We are excited about a recent collaboration between the libraries and the English faculty at Oxford to incorporate digital scholarship into English composition classes. Archivists chose documents from MARBL and the Emory University Archives that related directly to the history of Oxford College. Professors Christine Loflin and Adriane Ivey assigned their students to choose a document, encode it for the web, and write a paper that placed it in historical context. The encoded documents and the best student papers will form the nucleus of a new web resource called “The Oxford Experience.”

The goal was to introduce freshmen to primary sources, to encourage them to think critically about the process of editing materials for publication, to teach them the decisions that go into how information is presented on the web, and to give them an overview of the publishing process. We hope that future classes will add to the site through similar assignments.

Reserves

MARBL can put materials on reserve for a class at the MARBL reference desk. In addition, copies microfilm and audiovisual materials can be placed on reserve at either the main library circulation desk.
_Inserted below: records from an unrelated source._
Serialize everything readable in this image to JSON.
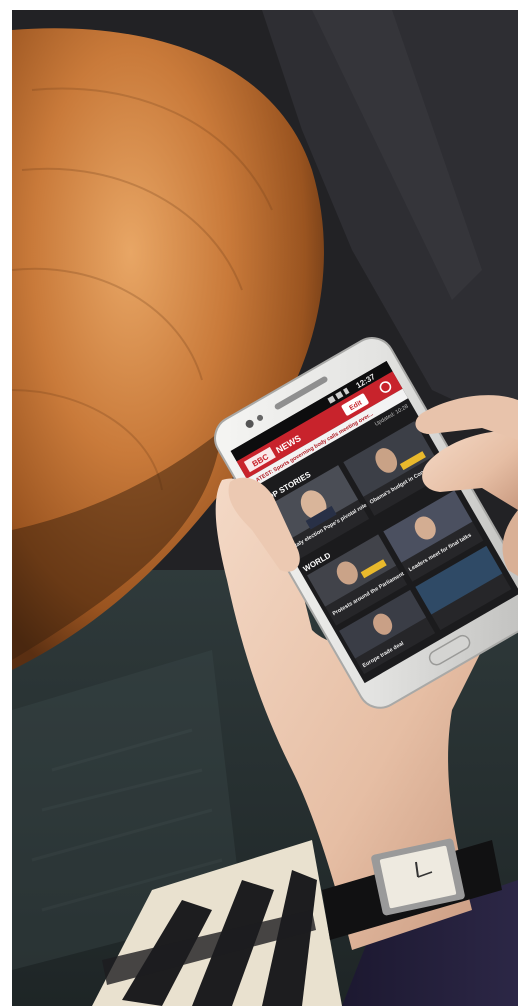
{
  "photo": {
    "subject": "hand holding smartphone showing news app",
    "phone_screen": {
      "status_bar": {
        "time": "12:37"
      },
      "app": {
        "title_left": "BBC",
        "title_right": "NEWS",
        "buttons": [
          "Edit"
        ],
        "updated_text": "Updated: 10:28",
        "ticker_text": "LATEST: Sports governing body calls meeting over...",
        "sections": [
          {
            "name": "TOP STORIES",
            "headlines": [
              "Italy election Pope's pivotal role",
              "Obama's budget in Congress"
            ]
          },
          {
            "name": "WORLD",
            "headlines": [
              "Protests around the Parliament",
              "Leaders meet for final talks",
              "Europe trade deal"
            ]
          }
        ]
      },
      "colors": {
        "header_red": "#c8232c",
        "screen_bg": "#1b1b1d",
        "card_dark": "#262629"
      }
    },
    "watch": {
      "face_color": "#eeeae0"
    },
    "icons": [
      "wifi-icon",
      "signal-icon",
      "battery-icon",
      "refresh-icon",
      "home-button-icon"
    ]
  }
}
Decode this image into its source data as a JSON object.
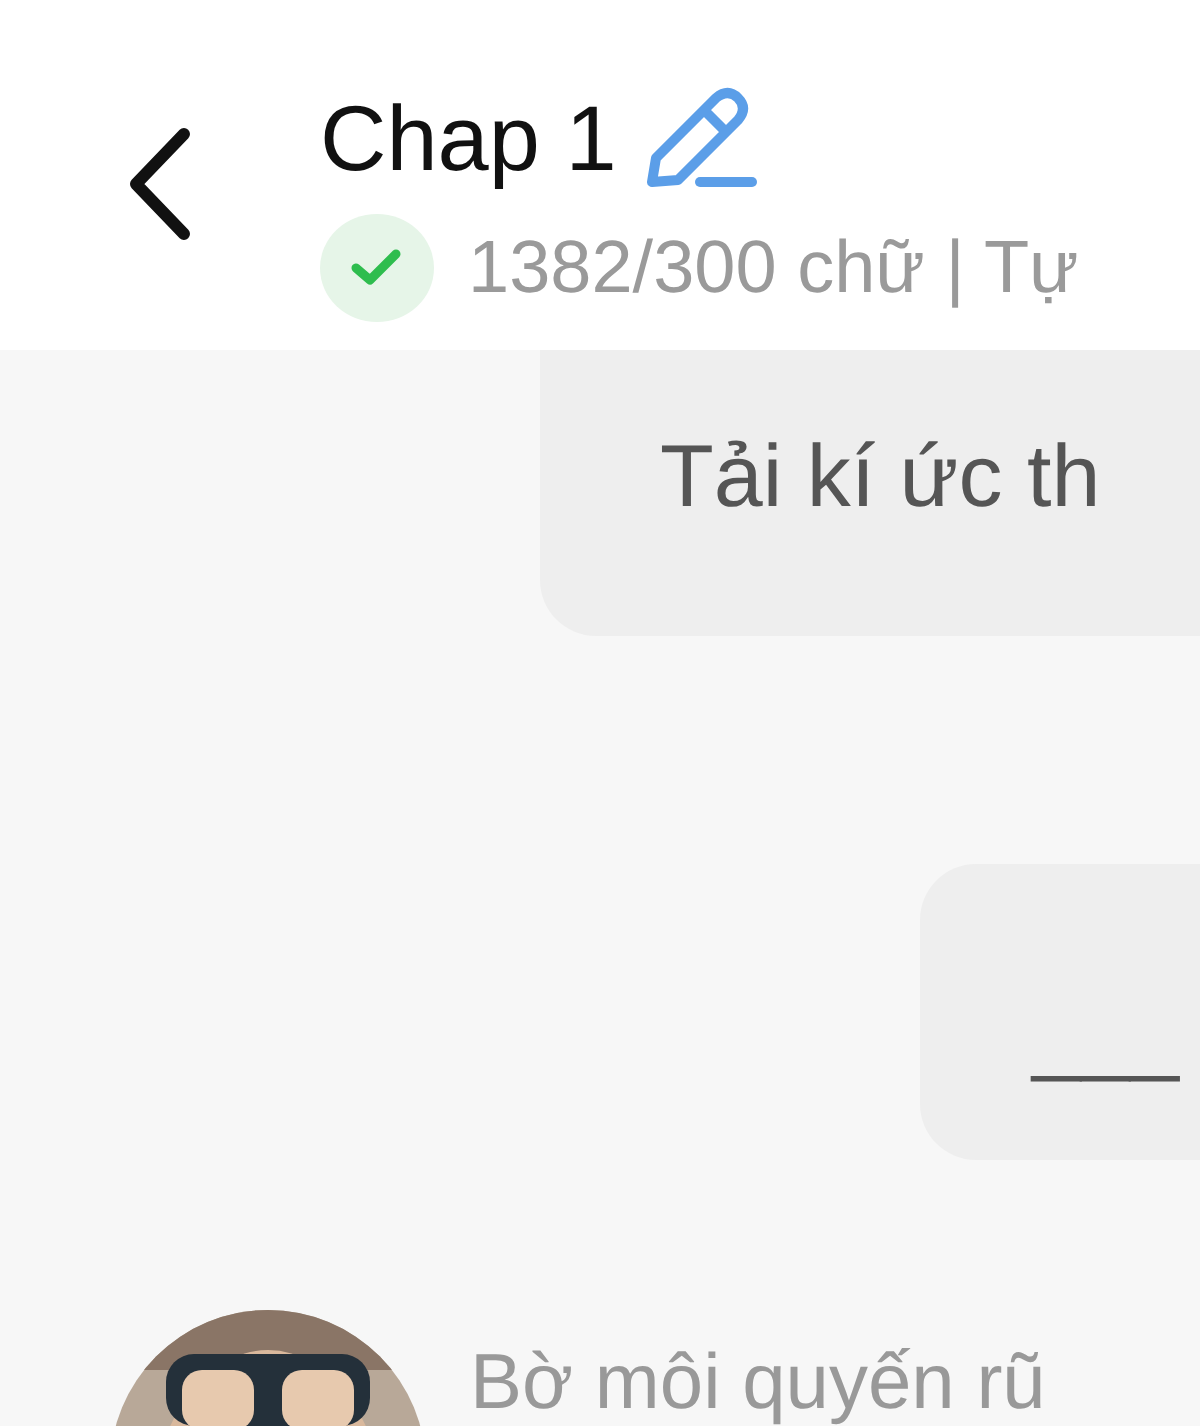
{
  "header": {
    "title": "Chap 1",
    "word_count": "1382/300 chữ | Tự"
  },
  "messages": [
    {
      "kind": "bubble",
      "text": "Tải kí ức th"
    },
    {
      "kind": "bubble",
      "text": "___"
    },
    {
      "kind": "comment",
      "text": "Bờ môi quyến rũ"
    }
  ]
}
If you would prefer to add the materials to your e-reserves or Blackboard site, our staff will work with Reserves or UTS to add the MARBL images to the other digital resources for the class.

For example:

  • Jim Morey regularly places a facsimile of the Ellesmere manuscript of Chaucer’s Canterbury Tales on reserve for his graduate and undergraduate classes on Old English.
  • Marcus Collins placed Aristotle's Works Completed (1750) on hold for his class on Sex and the Victorians.

Digital Reproductions

MARBL can create digital copies of materials from its collections for use in the classroom. Please allow at least two weeks when ordering reproductions.

For example:

  • Tonio Andrade requested images of manuscripts, photographs, and newspaper clippings from the Young John Allen papers for a PowerPoint he used with his class The Middle Kingdom: China & the World.